A raíz de este enfrentamiento llegó una dura respuesta del Gobierno de la época y Ayala fue perseguido con tenacidad por las autoridades de entonces que terminó en el exilio y al cabo de dos años de aquellos sucesos, fallece fuera del Paraguay.

Sin embargo los liberales organizaron sus fuerzas para revelarse contra el régimen autoritario y opresor de ese momento, designa como jefe militar de forma unánime al mayor Eduardo Vera, héroe de la Guerra de la Triple Alianza, quien a su vez fue ayudante de campo del General Díaz y a su vez, fue nombrado jefe civil a Antonio Taboada.

Un silencioso plan se montaba para alistar a los mejores hombres para devolver la moneda de lo acontecido previamente en Isla Pa’u y se decide un asalto a los cuarteles de Asunción. Esto claro en el más cerrado secreto para que nadie sospeche y el Gobierno quede mejor preparado para recibirlos.

Fue un domingo, coincidentemente con la fecha 18 de octubre de 1891, la fecha elegida para llegar hasta la capital y tomar de sorpresa a los militares de ese entonces. Quien estaba al mando fue el mayor Eduardo Vera por un lado y una segunda columna liderada por Pedro P. Caballero. A cargo de una tercera columna se encontraba Taboada, uno de los afectados por el asalto de Isla Pa’u.

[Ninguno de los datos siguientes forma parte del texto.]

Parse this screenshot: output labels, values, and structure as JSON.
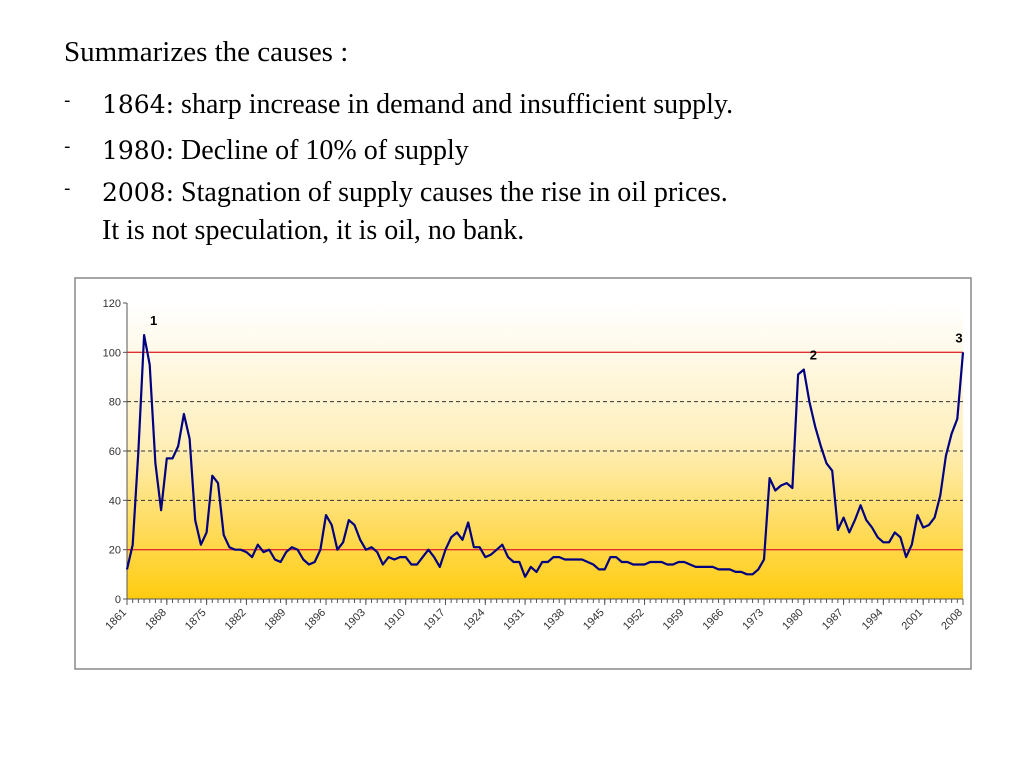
{
  "slide": {
    "title": "Summarizes the causes :",
    "bullets": [
      {
        "marker": "-",
        "label": "1864:",
        "lines": [
          "sharp increase in demand and insufficient supply."
        ]
      },
      {
        "marker": "-",
        "label": "1980:",
        "lines": [
          "Decline of 10% of supply"
        ]
      },
      {
        "marker": "-",
        "label": "2008:",
        "lines": [
          "Stagnation of supply causes the rise in oil prices.",
          "It is not speculation, it is oil, no bank."
        ]
      }
    ]
  },
  "chart_data": {
    "type": "line",
    "x": [
      1861,
      1862,
      1863,
      1864,
      1865,
      1866,
      1867,
      1868,
      1869,
      1870,
      1871,
      1872,
      1873,
      1874,
      1875,
      1876,
      1877,
      1878,
      1879,
      1880,
      1881,
      1882,
      1883,
      1884,
      1885,
      1886,
      1887,
      1888,
      1889,
      1890,
      1891,
      1892,
      1893,
      1894,
      1895,
      1896,
      1897,
      1898,
      1899,
      1900,
      1901,
      1902,
      1903,
      1904,
      1905,
      1906,
      1907,
      1908,
      1909,
      1910,
      1911,
      1912,
      1913,
      1914,
      1915,
      1916,
      1917,
      1918,
      1919,
      1920,
      1921,
      1922,
      1923,
      1924,
      1925,
      1926,
      1927,
      1928,
      1929,
      1930,
      1931,
      1932,
      1933,
      1934,
      1935,
      1936,
      1937,
      1938,
      1939,
      1940,
      1941,
      1942,
      1943,
      1944,
      1945,
      1946,
      1947,
      1948,
      1949,
      1950,
      1951,
      1952,
      1953,
      1954,
      1955,
      1956,
      1957,
      1958,
      1959,
      1960,
      1961,
      1962,
      1963,
      1964,
      1965,
      1966,
      1967,
      1968,
      1969,
      1970,
      1971,
      1972,
      1973,
      1974,
      1975,
      1976,
      1977,
      1978,
      1979,
      1980,
      1981,
      1982,
      1983,
      1984,
      1985,
      1986,
      1987,
      1988,
      1989,
      1990,
      1991,
      1992,
      1993,
      1994,
      1995,
      1996,
      1997,
      1998,
      1999,
      2000,
      2001,
      2002,
      2003,
      2004,
      2005,
      2006,
      2007,
      2008
    ],
    "series": [
      {
        "color": "#000080",
        "values": [
          12,
          22,
          60,
          107,
          95,
          55,
          36,
          57,
          57,
          62,
          75,
          65,
          32,
          22,
          27,
          50,
          47,
          26,
          21,
          20,
          20,
          19,
          17,
          22,
          19,
          20,
          16,
          15,
          19,
          21,
          20,
          16,
          14,
          15,
          20,
          34,
          30,
          20,
          23,
          32,
          30,
          24,
          20,
          21,
          19,
          14,
          17,
          16,
          17,
          17,
          14,
          14,
          17,
          20,
          17,
          13,
          20,
          25,
          27,
          24,
          31,
          21,
          21,
          17,
          18,
          20,
          22,
          17,
          15,
          15,
          9,
          13,
          11,
          15,
          15,
          17,
          17,
          16,
          16,
          16,
          16,
          15,
          14,
          12,
          12,
          17,
          17,
          15,
          15,
          14,
          14,
          14,
          15,
          15,
          15,
          14,
          14,
          15,
          15,
          14,
          13,
          13,
          13,
          13,
          12,
          12,
          12,
          11,
          11,
          10,
          10,
          12,
          16,
          49,
          44,
          46,
          47,
          45,
          91,
          93,
          80,
          70,
          62,
          55,
          52,
          28,
          33,
          27,
          32,
          38,
          32,
          29,
          25,
          23,
          23,
          27,
          25,
          17,
          22,
          34,
          29,
          30,
          33,
          42,
          58,
          67,
          73,
          100
        ]
      }
    ],
    "xlim": [
      1861,
      2008
    ],
    "xticks": [
      1861,
      1868,
      1875,
      1882,
      1889,
      1896,
      1903,
      1910,
      1917,
      1924,
      1931,
      1938,
      1945,
      1952,
      1959,
      1966,
      1973,
      1980,
      1987,
      1994,
      2001,
      2008
    ],
    "ylim": [
      0,
      120
    ],
    "yticks": [
      0,
      20,
      40,
      60,
      80,
      100,
      120
    ],
    "grid": "dashed",
    "hlines": [
      {
        "value": 20,
        "color": "#e03030"
      },
      {
        "value": 100,
        "color": "#e03030"
      }
    ],
    "annotations": [
      {
        "text": "1",
        "x": 1864
      },
      {
        "text": "2",
        "x": 1980
      },
      {
        "text": "3",
        "x": 2008
      }
    ]
  }
}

Supuestamente, participando de un bautismo, quienes participaron del plan estarían mezclados un grupo de revolucionarios que marchaban con varios coches desde el puerto de Asunción hasta donde se encontraba entonces el Escolta Presidencial, sobre la calle que hoy sería El Paraguayo Independiente y 14 de mayo.

Se contabilizaron unas 70 personas quienes buscaban derrocar a la opresión, la corrupción y al fraude que se imponía en esos días.

Aprovechando la salida de franco de algunos soldados, ingresan al cuartel aproximadamente a las 19:00, El mayor Eduardo Vera toma la guardia con 25 liberales, dando inicio a la revuelta encabezada por el comandante Santos Miño en nombre de los leales al Gobierno.

Cuando había pensado que esa toma fue la victoria y fin del conflicto, debido a una reacción de los oficialistas, cae abatido el mayor Vera y con esto además cae la moral de sus compañeros.

Luego de caer Vera, unos minutos más tarde acude Taboada como refuerzo pero no logra reagrupar a las fuerzas. La columna de Caballero a su vez se atrasa pero ya se venía reforzando la resistencia del jefe de la policía Juan C. Meza y del gobierno de Egusquiza.

Desmembrados, los revolucionarios se retiraron declarando fracasado el asalta con la muerte del mayor Vera, desmoralizados y sin un guia que los comande.

Los combates finalizan luego de tres horas dejando los cuerpos de los caídos exhibidos frente a la catedral de Asunción. Hasta allí llega un músico anónimo quien compuso luego la música que relata lo sucedido y quedó para la historia la la música que más tarde sería conocida como polca 18 de octubre, posteriormente convertida en un símbolo del PLRA.

En recuerdo a la heroica hazaña, pese a no salir victoriosos en el intento de asalto, los liberales festejan más el 18 de octubre que el día de fundación del partido y dejan al mayor Vera como la figura de la polca.